For India, a nation aspiring to expand its chemical manufacturing sector while simultaneously seeking to enhance its standing in multilateral environmental fora, the episode presents a paradox wherein the pursuit of industrial growth may be perceived as conflicting with the country’s professed commitment to sustainable development and the United Nations’ Sustainable Development Goal twelve on responsible consumption and production. Analysts argue that the lack of an Indian PFAS-specific legislative framework may embolden domestic firms to import or fabricate such substances under the guise of compliance, thereby exposing a regulatory vacuum that could be exploited by global supply chains seeking jurisdictions with lax oversight, a circumstance that invites scrutiny from both civil society watchdogs and foreign investment review boards.

Given the evident disparity between the European Union’s stringent REACH obligations and the comparatively nascent Indian regulatory architecture concerning PFAS, one must inquire whether existing bilateral trade agreements possess adequate dispute‑resolution mechanisms capable of obligating India to enforce equivalently rigorous standards on substances whose persistence defies conventional environmental remediation techniques. Furthermore, the procurement of a facility previously implicated in one of Italy’s most severe contamination scandals raises the question of whether the Indian corporate sector, in its pursuit of strategic expansion, conducts sufficiently robust due‑diligence assessments of legacy environmental liabilities before acquiring overseas assets, thereby testing the efficacy of both domestic corporate governance codes and international environmental due‑process conventions. Equally salient is the issue of whether the Indian Ministry of Environment has the requisite inter‑ministerial coordination capacity to integrate emerging scientific findings on PFAS toxicity into actionable policy directives within a timeframe that prevents possible re‑introduction of the chemicals into domestic supply chains, an ability that may be impeded by bureaucratic inertia and competing developmental priorities.

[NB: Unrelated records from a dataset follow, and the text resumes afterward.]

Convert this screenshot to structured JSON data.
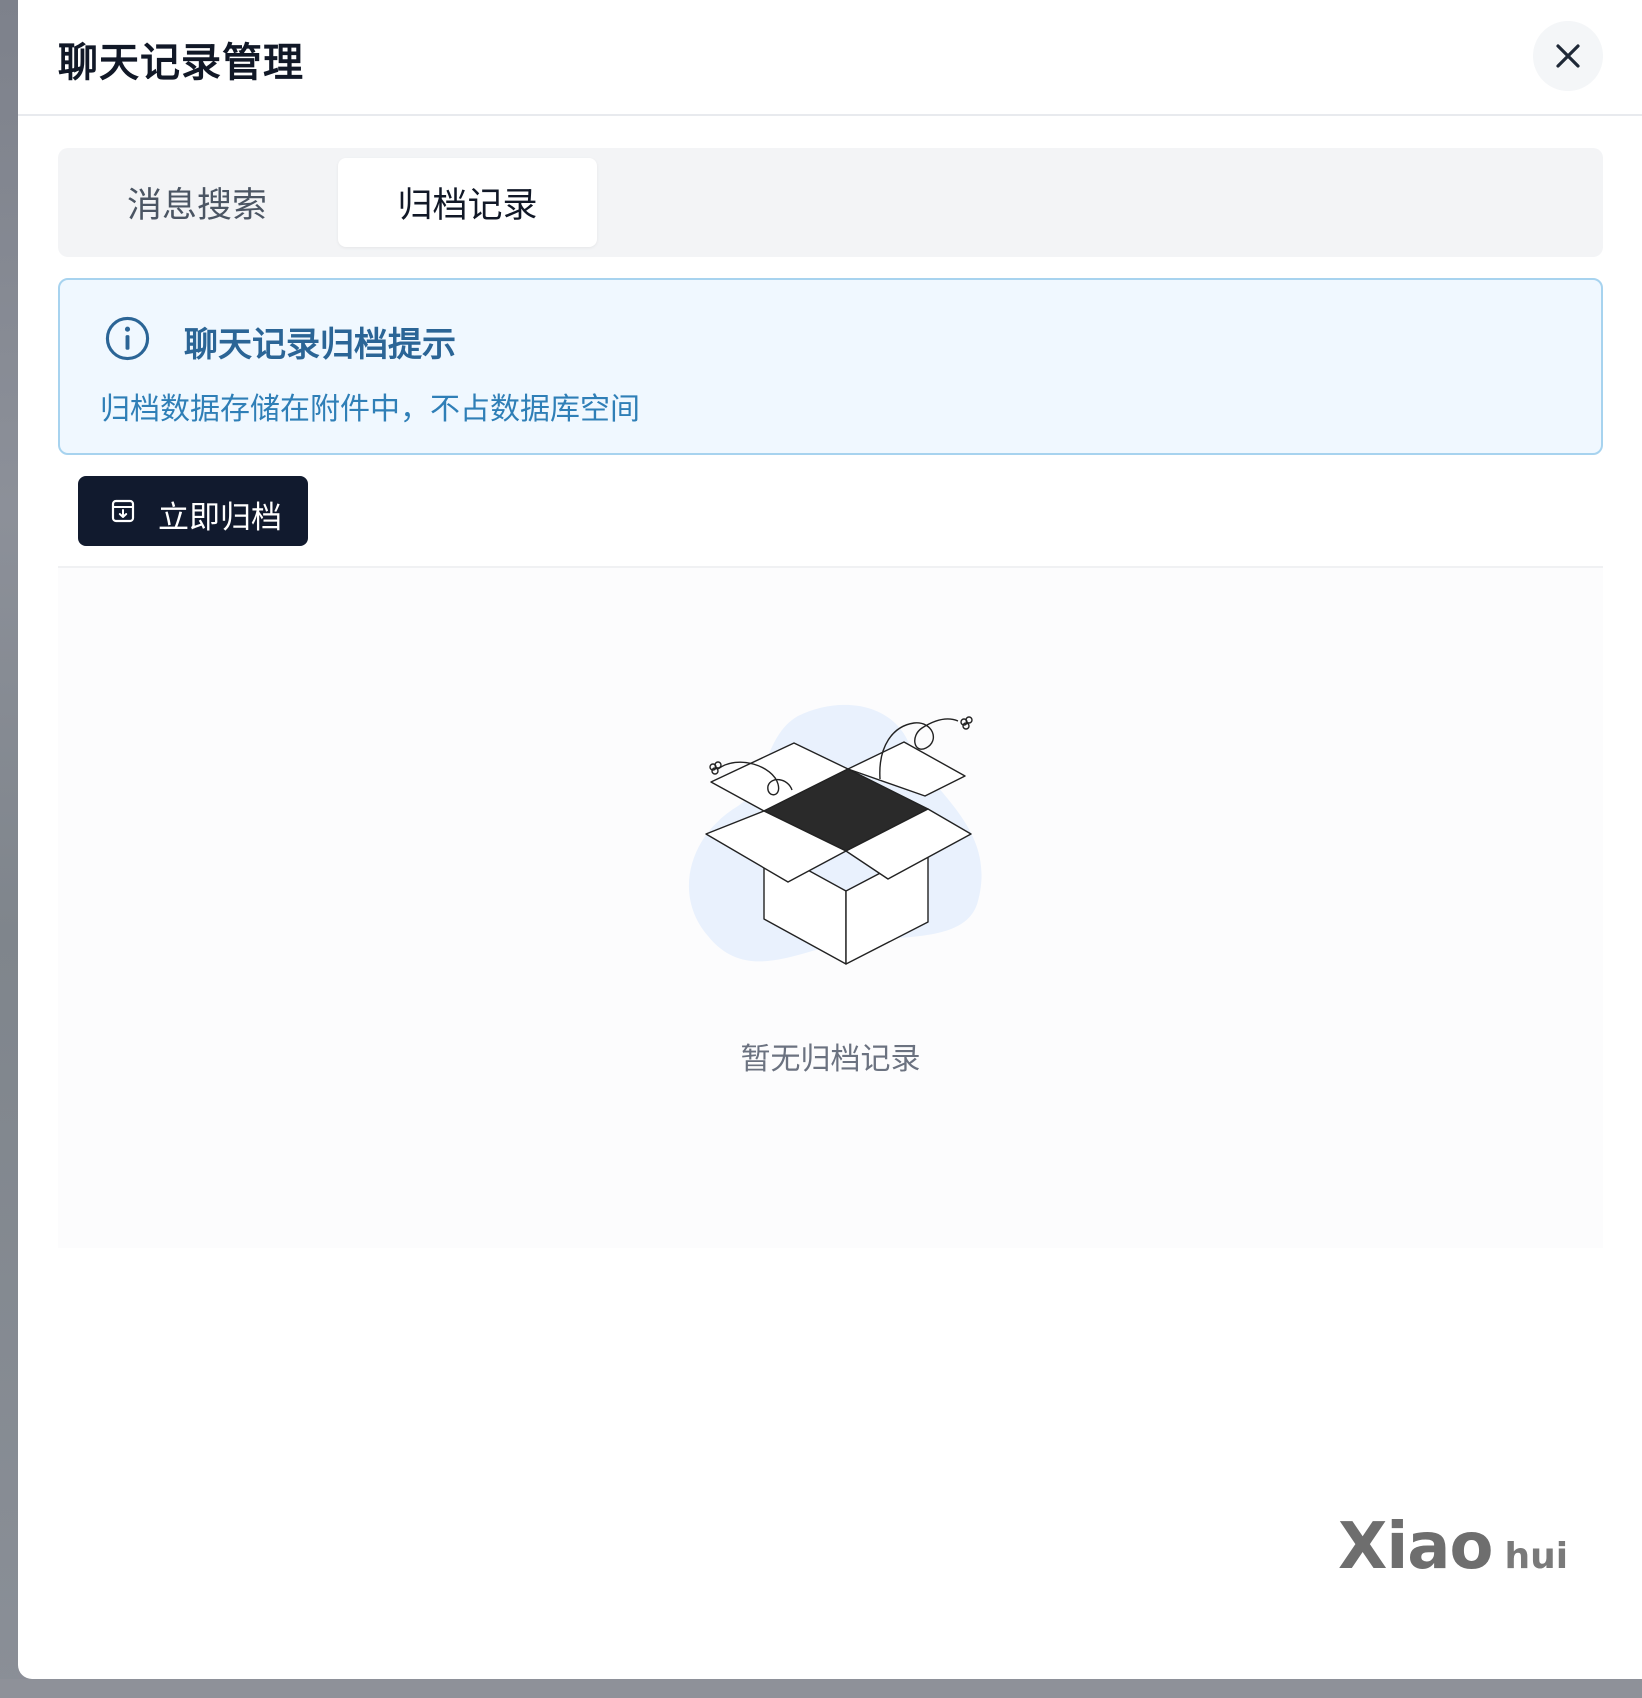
{
  "dialog": {
    "title": "聊天记录管理",
    "close_icon": "close-icon"
  },
  "tabs": [
    {
      "label": "消息搜索",
      "active": false
    },
    {
      "label": "归档记录",
      "active": true
    }
  ],
  "alert": {
    "icon": "info-icon",
    "title": "聊天记录归档提示",
    "description": "归档数据存储在附件中，不占数据库空间",
    "accent_color": "#2b6596"
  },
  "actions": {
    "archive_now_label": "立即归档",
    "archive_icon": "archive-icon"
  },
  "empty_state": {
    "illustration": "empty-box-illustration",
    "message": "暂无归档记录"
  },
  "watermark": {
    "main": "Xiao",
    "sub": "hui"
  }
}
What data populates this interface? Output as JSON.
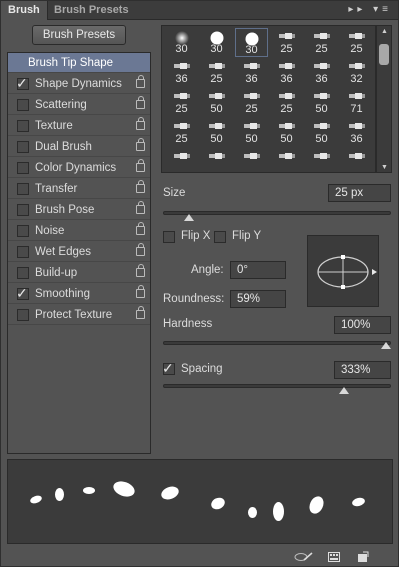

Additionally, the public outcry manifesting in Indian cities prompts a broader contemplation of whether democratic societies possess sufficient mechanisms to translate citizen‑led protests against hazardous industrial practices into legally binding obligations for corporations, especially when such demands intersect with transnational supply‑chain dynamics and the strategic interests of sovereign states. Consequently, one must ask whether the present episode will catalyse a revision of international chemical governance frameworks to incorporate enforceable accountability clauses that bridge the gap between voluntary industry disclosures and the imperatives of environmental justice, thereby compelling both nation‑states and multinational enterprises to reconcile economic ambition with the long‑term stewardship of planetary health. Finally, does the current architecture of global trade and environmental treaty enforcement permit the effective sanctioning of entities that relocate hazardous production under the banner of economic development, or does it merely perpetuate a cycle where responsibility is diffused across borders, leaving affected populations to bear the burden of remediation?